Moving into the summer months, escalating foreclosure and REO pressures are anticipated and the clock continues to run down on the availability of both federal and state new home tax credits. “We’re also being told more often that appraisals are not supporting the home price. That’s a significant additional challenge,” said Kahn.

Despite the continued negative numbers, this month’s commentary is the most optimistic we have seen since the survey began one year ago. Many builders believe we are approaching bottom, particularly in some of the most distressed markets, such as Phoenix.

Regarding the recent rise in mortgage rates, we don’t think it’s having a negative impact yet because it initially acts as a stimulus that gets potential buyers to finally buy a home and lock in the rate, according to CEO John Burns. “Clearly, it is not good for sales in the long term, but affordability remains excellent, so we don’t think it will have a significantly negative impact if mortgage rates remain below 6%.”

Survey Highlights:

– Pricing net of incentives continues to decline, at a slower rate: Overall, the direction of new home pricing is trending more toward Flat than Declining, but they are increasing nowhere. This month the Northeast and Northern California regions joined Texas in reporting flat new home prices.

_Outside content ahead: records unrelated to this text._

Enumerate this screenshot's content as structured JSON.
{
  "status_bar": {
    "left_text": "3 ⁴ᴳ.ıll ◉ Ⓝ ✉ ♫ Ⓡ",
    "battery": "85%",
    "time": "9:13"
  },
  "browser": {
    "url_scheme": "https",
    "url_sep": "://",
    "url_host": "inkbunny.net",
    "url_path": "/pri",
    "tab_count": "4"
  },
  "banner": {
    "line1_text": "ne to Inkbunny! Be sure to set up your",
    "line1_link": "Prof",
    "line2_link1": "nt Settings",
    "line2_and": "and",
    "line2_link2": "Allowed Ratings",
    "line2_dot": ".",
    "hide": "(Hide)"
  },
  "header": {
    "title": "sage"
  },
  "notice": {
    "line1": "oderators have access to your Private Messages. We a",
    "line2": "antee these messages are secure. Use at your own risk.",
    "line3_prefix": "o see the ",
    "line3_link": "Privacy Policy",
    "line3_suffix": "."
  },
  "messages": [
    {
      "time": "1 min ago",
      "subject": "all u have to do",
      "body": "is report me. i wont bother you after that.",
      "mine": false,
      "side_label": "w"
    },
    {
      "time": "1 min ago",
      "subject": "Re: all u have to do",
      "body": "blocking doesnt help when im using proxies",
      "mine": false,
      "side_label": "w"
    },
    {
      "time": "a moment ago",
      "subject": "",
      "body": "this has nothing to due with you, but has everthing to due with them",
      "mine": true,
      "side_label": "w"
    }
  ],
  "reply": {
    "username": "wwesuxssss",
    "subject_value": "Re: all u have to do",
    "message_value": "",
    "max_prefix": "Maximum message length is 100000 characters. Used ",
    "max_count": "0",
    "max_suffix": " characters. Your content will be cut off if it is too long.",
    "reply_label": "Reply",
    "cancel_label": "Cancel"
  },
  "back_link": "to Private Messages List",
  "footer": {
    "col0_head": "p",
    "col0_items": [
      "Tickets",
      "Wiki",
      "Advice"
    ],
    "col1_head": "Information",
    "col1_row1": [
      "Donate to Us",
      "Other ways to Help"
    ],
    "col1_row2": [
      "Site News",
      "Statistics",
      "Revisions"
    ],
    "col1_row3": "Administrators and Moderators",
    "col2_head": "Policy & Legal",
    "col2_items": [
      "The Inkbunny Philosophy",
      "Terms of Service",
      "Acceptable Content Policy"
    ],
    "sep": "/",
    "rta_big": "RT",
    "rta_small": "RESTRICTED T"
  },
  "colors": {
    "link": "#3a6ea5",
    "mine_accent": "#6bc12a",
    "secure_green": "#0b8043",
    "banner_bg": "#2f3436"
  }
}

– Average net sales per community slipped to 1.6 nationally: In a reversal from last month, 8 regions of the country reported slightly declining net sales per community. Sales were primarily driven by tax credit availability and competitive pricing at the low-end of the market. Many private builders have sold their inventory but are unable to finance new starts, which may be dragging down the sales rate in some locations. Keep in mind that the sample of new home communities varies somewhat, so the decline could be attributable to a shift in mix.

– Ratings of current sales and 6 month outlook were flat, while the traffic rating declined slightly: Builders’ rating of current sales matched last month, which is nearing a “Fair” rating. Traffic lost a little footing but sales expectations for the next 6 months held. California builders expressed concern that the $10,000 state credit is disappearing and the spring season is waning. Our estimates show the California state credit will be tapped out in July, but there is a movement afoot to allocate more funds to the credit, which is being supported by an academic study proclaiming that a new home start generates $16,000 in state taxable income.

– More builders start homes: 69% of our participants started between 1 and 4 homes this month, and 25% reported no starts. This is an increase.

– Builders anticipate a modest positive impact from HUD’s initiative to monetize the tax credit at closing: 36% expect a boost of 11-25% more sales per month.